Perhaps a reason that civic tech has not yet found a prominent place within many community and place-based foundations is the emphasis on “technology.” Would civic tech grow faster if “civic engagement” with people were a bigger, more visible part of the process of using and developing technology services to address citizens’ civic needs?

“I’ve found that the framing of ‘civic tech’ is not immediately resonant with community foundations,” says Daniel X. O’Neil, executive director of the Chicago Community Trust’s Smart Chicago Collaborative, which is at the forefront of foundations experimenting in this field.

For that reason, O’Neil commissioned a project, initiated in late 2014, called “Experimental Modes of Civic Engagement in Civic Tech,” and recruited to lead the project Laurenellen McCann, a national thought leader in the space. Now part of Smart Chicago’s work funded by the Knight Community Information Challenge, the project is an important one to O’Neil.

“I see this as a ‘golden spike’ project — one that makes the connections (between civic tech and community engagement) more apparent and which provides concrete modes within which community foundations can work,” he says.

McCann, who is the latest addition to Smart Chicago’s stable of outside consultants, says she has experienced as commonplace a limited definition of civic tech. “There’s not a lot of exploration of community tech, even though we talk about it a lot,” she says. If we limit ourselves to focusing too much on the technology, “we’re missing the opportunity to learn lessons from the traditions of community development” (a field with a much longer history than civic tech).

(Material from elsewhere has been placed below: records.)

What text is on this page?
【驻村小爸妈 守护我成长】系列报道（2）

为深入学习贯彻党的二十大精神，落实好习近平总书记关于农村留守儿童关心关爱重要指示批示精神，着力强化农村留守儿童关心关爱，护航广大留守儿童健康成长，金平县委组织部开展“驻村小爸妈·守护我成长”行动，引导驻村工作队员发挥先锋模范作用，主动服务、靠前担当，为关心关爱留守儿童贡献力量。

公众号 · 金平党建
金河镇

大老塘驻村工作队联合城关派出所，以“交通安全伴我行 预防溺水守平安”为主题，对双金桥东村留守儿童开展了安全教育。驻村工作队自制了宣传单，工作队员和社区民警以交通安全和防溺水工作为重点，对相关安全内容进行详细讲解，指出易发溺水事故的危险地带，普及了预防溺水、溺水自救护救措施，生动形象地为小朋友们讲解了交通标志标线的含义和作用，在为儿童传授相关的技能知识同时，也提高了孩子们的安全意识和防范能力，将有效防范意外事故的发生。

That’s the theme of a soon to be released book researched collaboratively and written by McCann, and published by Smart Chicago. Similar to The CUTgroup Book (mentioned previously in this article series), the Experimental Modes book will include research, documentation and investigation of the community-driven technology space — including McCann’s analyses of dozens of civic-tech projects, and the results of an April 3 convening in Chicago of participants in the community-driven tech landscape that were studied.

Meantime, McCann has written a series of blog posts exploring “how to build civic engagement in civic tech.”

Much of the advice that foundations will glean from the Experimental Modes book (which Smart Chicago is sharing freely) revolves around the core concept of “build with, not for,” which also is a cornerstone of much of McCann’s work. That means: be able to name who you are hoping to reach; truly listen to the people you are trying to serve; be collaborative and cooperative, resist top-down approaches; and be agile and lean. “‘Build with’ means that you have to be inclusive,” she says, which can demand a culture shift for many organizations.

A good example of this approach to civic technology is Homicide Watch Chicago, which aims to tell the story of every murder in Chicago. (The idea for Homicide Watch began in Washington, D.C.; Homicide Watch Chicago is part of a growing network of similar sites across the U.S.) The Chicago website partners with local universities, whose students report on homicides that often go unreported by local news media, supplementing the work of professional crime journalists. Further, Homicide Watch Chicago gathers information about murders from families, people connected to the victims, and those with knowledge of the crime (including tips), and anyone can add comments to a homicide page, which sometimes includes new information. That’s working “with.”

That’s just one of many examples from the Experimental Modes project of community engagement for civic-tech services, many of which include finding the right community partners to drive them and allowing those partners to offer a level of information otherwise unavailable to the community.

As McCann summarizes it, the next step in creating better-informed communities is engagement: “It’s the mechanism in which we share information,” which is then distributed to other community residents by way of civic-tech applications and websites.

Of course, community engagement applied to public-interest technology requires that members of a community participate. McCann says it’s all about inviting people to engage, and incentivizing them. The latter so far has been a problem with developing civic-tech services. “Everyone (developing civic tech) wants people to participate, but seldom do they incentivize people” to do so. Lots of digital spaces designed for public participation don’t do well because of this. The CUTGroup (mentioned earlier) offers inspiration on this front, with its $20 Visa gift cards given to user-testing participants.

For more guidance and advice on making your civic-tech projects be more “engaging,” I encourage you to dive in to the forthcoming Experimental Modes book and McCann’s writing.

Steve Outing is a writer and digital media consultant.